Dedza District Council Launches Integrated Catchment Conservation and Management Campaign 

Dedza District Council on Friday launched the 2023 integrated catchment conservation and management campaign that aims at promoting food security through soil conservation and environmental management.

The event took place at Bango Ground in the area of Senior Chief Kachere under the theme: “Integrated Catchment Conservation and Management for Enhanced Climate Resilience, Improved Livelihoods, Food and Nutrition Security”.

Presiding over the function, Dedza District Council Chairperson, Francis Chimpikizo encouraged farmers to adopt modern farming methods and techniques to counter adverse effects of climate change which has led to food insecurity in the district.

“Dedza is one of the districts that has been affected by climate change due to deforestation and because of this, the agricultural sector is facing a lot of challenges like low crop production,” he said.

Chimpikizo addressing the gathering

“This is why we need to conserve our environment so that we can have enough food to feed our households at the same time be economically empowered from selling excess of the produce,” he added.

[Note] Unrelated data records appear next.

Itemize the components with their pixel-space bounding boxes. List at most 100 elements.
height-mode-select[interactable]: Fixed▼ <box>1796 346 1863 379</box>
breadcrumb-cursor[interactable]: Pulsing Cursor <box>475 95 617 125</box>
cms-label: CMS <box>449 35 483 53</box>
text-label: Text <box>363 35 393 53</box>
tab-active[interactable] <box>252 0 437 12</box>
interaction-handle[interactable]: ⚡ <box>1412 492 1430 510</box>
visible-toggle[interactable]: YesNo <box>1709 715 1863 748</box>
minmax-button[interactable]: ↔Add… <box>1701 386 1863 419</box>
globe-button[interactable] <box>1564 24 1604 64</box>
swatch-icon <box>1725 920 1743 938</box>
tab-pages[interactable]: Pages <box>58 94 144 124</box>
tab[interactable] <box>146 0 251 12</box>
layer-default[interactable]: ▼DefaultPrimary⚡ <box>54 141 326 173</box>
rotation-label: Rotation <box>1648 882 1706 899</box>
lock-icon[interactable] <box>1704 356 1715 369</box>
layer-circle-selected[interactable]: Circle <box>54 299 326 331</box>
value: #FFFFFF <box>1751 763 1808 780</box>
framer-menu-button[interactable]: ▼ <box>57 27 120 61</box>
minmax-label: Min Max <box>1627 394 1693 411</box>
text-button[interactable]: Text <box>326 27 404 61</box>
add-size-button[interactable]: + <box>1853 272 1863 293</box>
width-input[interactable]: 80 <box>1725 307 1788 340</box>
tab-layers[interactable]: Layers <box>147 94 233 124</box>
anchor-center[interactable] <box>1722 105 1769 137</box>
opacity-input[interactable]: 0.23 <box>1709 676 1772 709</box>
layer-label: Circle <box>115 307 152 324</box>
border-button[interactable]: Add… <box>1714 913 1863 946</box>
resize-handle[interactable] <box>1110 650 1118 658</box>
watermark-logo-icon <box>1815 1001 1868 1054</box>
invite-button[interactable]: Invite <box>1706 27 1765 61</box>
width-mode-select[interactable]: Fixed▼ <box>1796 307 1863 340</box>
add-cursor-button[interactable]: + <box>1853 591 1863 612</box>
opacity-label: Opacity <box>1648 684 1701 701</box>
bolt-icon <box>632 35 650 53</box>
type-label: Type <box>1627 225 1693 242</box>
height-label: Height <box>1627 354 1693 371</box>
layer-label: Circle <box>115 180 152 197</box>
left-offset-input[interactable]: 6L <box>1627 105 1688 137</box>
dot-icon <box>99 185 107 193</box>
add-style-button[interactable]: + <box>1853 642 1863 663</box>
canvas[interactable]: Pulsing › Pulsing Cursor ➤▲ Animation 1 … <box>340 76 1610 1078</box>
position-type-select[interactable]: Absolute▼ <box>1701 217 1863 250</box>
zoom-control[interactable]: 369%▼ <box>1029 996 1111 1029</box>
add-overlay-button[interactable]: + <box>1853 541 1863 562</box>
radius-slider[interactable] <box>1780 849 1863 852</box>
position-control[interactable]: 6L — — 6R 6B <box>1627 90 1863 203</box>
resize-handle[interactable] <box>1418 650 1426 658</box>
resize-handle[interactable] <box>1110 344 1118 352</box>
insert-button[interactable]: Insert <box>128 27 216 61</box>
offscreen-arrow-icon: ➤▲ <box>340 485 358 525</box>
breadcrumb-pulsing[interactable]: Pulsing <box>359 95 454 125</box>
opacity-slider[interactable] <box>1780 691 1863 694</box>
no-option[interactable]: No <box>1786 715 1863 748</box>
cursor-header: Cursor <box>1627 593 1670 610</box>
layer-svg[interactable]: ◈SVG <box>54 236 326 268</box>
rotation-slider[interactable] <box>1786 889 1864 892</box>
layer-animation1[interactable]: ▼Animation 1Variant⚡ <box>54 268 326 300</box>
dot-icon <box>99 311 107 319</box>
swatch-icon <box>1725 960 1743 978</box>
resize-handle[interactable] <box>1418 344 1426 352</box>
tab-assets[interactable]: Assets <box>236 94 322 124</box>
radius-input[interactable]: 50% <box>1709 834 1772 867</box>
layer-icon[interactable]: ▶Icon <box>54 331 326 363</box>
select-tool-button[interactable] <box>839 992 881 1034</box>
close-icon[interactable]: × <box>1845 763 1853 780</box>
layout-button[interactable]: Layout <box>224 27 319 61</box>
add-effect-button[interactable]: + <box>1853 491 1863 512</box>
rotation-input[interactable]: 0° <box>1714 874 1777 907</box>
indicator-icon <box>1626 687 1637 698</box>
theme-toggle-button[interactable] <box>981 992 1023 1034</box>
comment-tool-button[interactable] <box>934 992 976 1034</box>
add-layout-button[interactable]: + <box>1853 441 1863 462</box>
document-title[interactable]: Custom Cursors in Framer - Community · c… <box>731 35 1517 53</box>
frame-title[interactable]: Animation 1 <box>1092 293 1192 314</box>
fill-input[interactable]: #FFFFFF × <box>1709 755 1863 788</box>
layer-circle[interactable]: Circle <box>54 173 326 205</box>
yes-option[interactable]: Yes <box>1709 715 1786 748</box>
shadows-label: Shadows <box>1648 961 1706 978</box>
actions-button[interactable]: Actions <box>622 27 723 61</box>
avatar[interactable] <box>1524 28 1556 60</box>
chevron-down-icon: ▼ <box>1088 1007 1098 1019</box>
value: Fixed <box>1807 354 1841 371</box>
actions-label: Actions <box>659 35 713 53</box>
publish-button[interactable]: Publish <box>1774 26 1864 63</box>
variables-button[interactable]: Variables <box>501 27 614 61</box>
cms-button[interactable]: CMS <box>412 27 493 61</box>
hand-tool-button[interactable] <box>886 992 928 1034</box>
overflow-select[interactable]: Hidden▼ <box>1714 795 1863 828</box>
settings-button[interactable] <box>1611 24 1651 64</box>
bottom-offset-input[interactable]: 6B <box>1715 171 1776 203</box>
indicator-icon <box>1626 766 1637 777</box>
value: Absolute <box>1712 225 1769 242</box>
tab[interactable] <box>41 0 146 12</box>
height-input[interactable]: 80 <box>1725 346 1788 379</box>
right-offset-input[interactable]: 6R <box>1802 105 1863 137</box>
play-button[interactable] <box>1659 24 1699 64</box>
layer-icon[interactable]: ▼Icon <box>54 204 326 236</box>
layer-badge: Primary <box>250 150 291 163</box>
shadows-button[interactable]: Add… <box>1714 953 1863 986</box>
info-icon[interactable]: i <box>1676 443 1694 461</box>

He urged faith and traditional leaders, politicians and the youths to take part in the campaign by following advice of agricultural extension workers, saying this will promote food security and economic growth among farming households in the district.

“The theme of this year’s launch reminds each and every one of us to take part in restoring and protecting the environment which is the main source of food and income for most of the people in the district,” he said.

On her part, Dedza District Council Acting Chief Director of Agriculture and Natural Resources, Matilda Mtambo said through the campaign they are promoting afforestation, crop diversity, manure making, soil and water conservation, irrigation and livestock production.

Chimpikizo (in red tie) inspecting pavilions at the event

“We are calling all the farmers and stakeholders to implement effective and sustainable land management interventions to prevent land degradation so that farmers should be able to realise more harvests to feed their families,” said Mtambo.

One of the farmers, Patrick Kamchacha, from Group Village Head Bango, said through Swale construction they have been able to prevent flooding and retain water in the soil for better yield.

“Most of our fertile land was being washed away by floods, so our extension workers taught us how we can protect the soil and harvest water. Now we are using the excess water for irrigation and to keep the soil moist using swales,” he said.